Lewicki: The short answer is that it’s just for me personally (and I think for many people) very inspirational of the sense of wonder — that anyone can go on a hike, go into the wilderness and be inspired by nature. But not everyone can go into space and be inspired by the beauty of space and think about the frontier and how that might represent future opportunities for humankind. So that transformation has only been happening only recently. And, as I have been involved in government activities when I worked with NASA, doing the exploration is very fun. It is certainly an experience that not many people have the opportunity [to experience], and it doesn’t come very many times in a lifetime, even for those who do [experience space exploration]. But now we have the opportunity to be able to share that experience, and the projects that we are doing have demonstrated that that’s been the case.
The other piece that I wanted to comment on is, in many ways what we are experiencing in space exploration kind of happened out of order. In the 1960s, the program we had to land a man on the moon was something that was ripped out of the future. Maybe that was something that would have naturally happened in the 1990s and 2000s, or 2010s.
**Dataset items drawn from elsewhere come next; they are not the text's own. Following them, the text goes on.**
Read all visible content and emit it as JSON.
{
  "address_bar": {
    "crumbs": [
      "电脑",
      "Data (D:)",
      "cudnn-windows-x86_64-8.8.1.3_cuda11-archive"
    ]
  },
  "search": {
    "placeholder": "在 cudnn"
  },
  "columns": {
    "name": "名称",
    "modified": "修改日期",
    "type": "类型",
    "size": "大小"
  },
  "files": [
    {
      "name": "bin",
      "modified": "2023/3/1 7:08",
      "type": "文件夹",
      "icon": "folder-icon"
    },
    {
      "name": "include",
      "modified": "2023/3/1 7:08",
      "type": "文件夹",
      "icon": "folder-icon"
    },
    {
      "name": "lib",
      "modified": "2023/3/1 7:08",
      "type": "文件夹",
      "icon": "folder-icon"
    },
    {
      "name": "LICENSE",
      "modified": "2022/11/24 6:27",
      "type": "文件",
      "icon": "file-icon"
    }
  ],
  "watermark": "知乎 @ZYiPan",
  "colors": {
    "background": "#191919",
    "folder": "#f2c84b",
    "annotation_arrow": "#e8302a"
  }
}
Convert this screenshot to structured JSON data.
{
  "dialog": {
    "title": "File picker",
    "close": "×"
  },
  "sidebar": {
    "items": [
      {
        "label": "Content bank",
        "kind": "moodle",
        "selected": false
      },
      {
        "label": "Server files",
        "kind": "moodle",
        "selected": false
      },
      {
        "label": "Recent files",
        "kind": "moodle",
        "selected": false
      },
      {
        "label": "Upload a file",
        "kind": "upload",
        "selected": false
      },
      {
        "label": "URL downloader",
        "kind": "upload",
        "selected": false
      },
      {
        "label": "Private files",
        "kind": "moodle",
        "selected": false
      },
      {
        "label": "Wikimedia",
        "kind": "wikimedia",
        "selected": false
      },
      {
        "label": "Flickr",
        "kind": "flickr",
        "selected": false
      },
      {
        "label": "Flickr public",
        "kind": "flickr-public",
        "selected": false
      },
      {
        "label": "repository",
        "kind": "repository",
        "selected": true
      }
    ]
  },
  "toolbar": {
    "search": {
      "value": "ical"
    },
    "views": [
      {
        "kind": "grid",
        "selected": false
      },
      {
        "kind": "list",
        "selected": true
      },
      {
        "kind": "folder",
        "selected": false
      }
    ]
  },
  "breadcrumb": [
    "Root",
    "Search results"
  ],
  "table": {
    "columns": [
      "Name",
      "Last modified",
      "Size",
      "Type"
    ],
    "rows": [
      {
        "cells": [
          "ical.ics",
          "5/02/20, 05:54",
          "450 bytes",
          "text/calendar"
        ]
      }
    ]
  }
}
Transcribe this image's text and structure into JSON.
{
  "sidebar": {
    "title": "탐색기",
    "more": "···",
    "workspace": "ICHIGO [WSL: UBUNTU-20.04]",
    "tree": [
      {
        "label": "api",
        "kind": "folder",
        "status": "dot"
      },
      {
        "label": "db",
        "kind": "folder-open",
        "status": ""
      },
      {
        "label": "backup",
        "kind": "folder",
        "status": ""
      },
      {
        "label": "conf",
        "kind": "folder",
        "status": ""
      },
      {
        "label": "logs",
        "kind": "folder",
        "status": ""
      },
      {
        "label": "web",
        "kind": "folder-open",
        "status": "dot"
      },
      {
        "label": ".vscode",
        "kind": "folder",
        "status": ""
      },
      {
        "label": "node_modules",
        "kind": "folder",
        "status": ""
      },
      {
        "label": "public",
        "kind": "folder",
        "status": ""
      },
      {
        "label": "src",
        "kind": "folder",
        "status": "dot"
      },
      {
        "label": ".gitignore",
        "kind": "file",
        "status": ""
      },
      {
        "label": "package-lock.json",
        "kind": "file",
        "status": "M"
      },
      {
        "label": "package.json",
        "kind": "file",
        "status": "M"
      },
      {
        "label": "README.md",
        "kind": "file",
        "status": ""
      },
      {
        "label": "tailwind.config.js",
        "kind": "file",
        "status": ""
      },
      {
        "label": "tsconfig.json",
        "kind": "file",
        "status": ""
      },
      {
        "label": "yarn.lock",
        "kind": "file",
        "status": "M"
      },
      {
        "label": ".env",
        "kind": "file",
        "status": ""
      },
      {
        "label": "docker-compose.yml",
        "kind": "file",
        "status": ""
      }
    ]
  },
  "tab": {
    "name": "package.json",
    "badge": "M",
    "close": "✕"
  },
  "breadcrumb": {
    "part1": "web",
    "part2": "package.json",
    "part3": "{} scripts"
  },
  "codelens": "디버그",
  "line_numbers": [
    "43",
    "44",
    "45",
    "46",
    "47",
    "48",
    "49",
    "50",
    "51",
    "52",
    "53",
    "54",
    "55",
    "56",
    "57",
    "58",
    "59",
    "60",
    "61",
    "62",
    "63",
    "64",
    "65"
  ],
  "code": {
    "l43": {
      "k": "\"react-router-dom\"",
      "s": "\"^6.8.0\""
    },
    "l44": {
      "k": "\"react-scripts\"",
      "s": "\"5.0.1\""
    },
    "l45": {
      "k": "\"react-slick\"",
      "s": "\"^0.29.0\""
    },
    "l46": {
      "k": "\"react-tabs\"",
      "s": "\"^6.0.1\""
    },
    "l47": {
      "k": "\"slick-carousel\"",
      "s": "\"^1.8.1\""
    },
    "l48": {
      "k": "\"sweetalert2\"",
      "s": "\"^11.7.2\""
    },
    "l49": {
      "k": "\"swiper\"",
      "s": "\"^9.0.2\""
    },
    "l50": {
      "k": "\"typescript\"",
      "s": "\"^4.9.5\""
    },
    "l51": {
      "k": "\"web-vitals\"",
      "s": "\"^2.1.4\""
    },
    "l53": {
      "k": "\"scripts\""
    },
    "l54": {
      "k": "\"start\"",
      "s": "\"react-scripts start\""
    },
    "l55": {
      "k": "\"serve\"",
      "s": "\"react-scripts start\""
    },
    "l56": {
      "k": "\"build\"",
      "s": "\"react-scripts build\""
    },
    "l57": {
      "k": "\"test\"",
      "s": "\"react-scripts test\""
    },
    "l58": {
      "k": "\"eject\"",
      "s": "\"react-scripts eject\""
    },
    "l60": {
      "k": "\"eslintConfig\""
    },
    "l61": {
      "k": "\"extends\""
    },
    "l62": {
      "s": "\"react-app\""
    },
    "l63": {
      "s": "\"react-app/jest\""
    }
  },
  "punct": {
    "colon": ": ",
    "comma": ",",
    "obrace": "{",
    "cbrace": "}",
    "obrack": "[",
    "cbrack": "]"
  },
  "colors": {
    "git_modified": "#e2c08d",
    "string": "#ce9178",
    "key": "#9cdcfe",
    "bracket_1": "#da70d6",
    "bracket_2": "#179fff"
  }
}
But there was a political reason to get that done, and get that done quickly. So that became the focus of what we did as a nation, and what we did as a species for space exploration. And that kind of locked up a lot of space exploration directly in government activities. It wasn’t the government that created the automobile or the airplane. Those were all private activities. But in space it was kind of inverse. We’re now kind of having a more natural growth and a second space race, where the interesting things and the frontiers and the economics are all being driven by private interests. And I think we can finally come to a time, both with what the government is doing and with what is privately possible, that allows this to proceed on a natural course than its original cause for coming into being.
Venables: Does the U.S. space program need to be overhauled?
Lewicki: I think it probably does. It has been a challenging thing. We have a federal agency that was created to solve a very urgent need 40 to 50 years ago, and created a lot of infrastructure that’s related to that goal and frankly has done a lot of great things since. But, it is kind of continually reevaluating itself and continually being pulled by the political process in what their goals should be and the level of funding [should be] to achieve those goals, and the techniques [with] which they do that. And I think that’s been a really challenging thing for NASA — to be able to try and do productive work in both fundamental research and development and other national priorities because of the way that they got started, which is very different from any other federal agency or any activity of our government.
The Kepler spacecraft has recently experienced a series of equipment failures of two of its four reaction wheels that control the pointing accuracy of the vehicle. Reaction wheel 4 failed on May 11, 2013. According to the Kepler Mission Manager Update, the analysis of recent telemetry received from Kepler and any planned recovery actions “will likely be on the order of weeks, possibly months,” according to a recent NASA update. It seems that the advent of the ARKYD space telescope project could not have come at a better time for space exploration. For the near future, it seems that continuing the search for habitable planets rests in the hands of a new breed — citizen-scientists like you.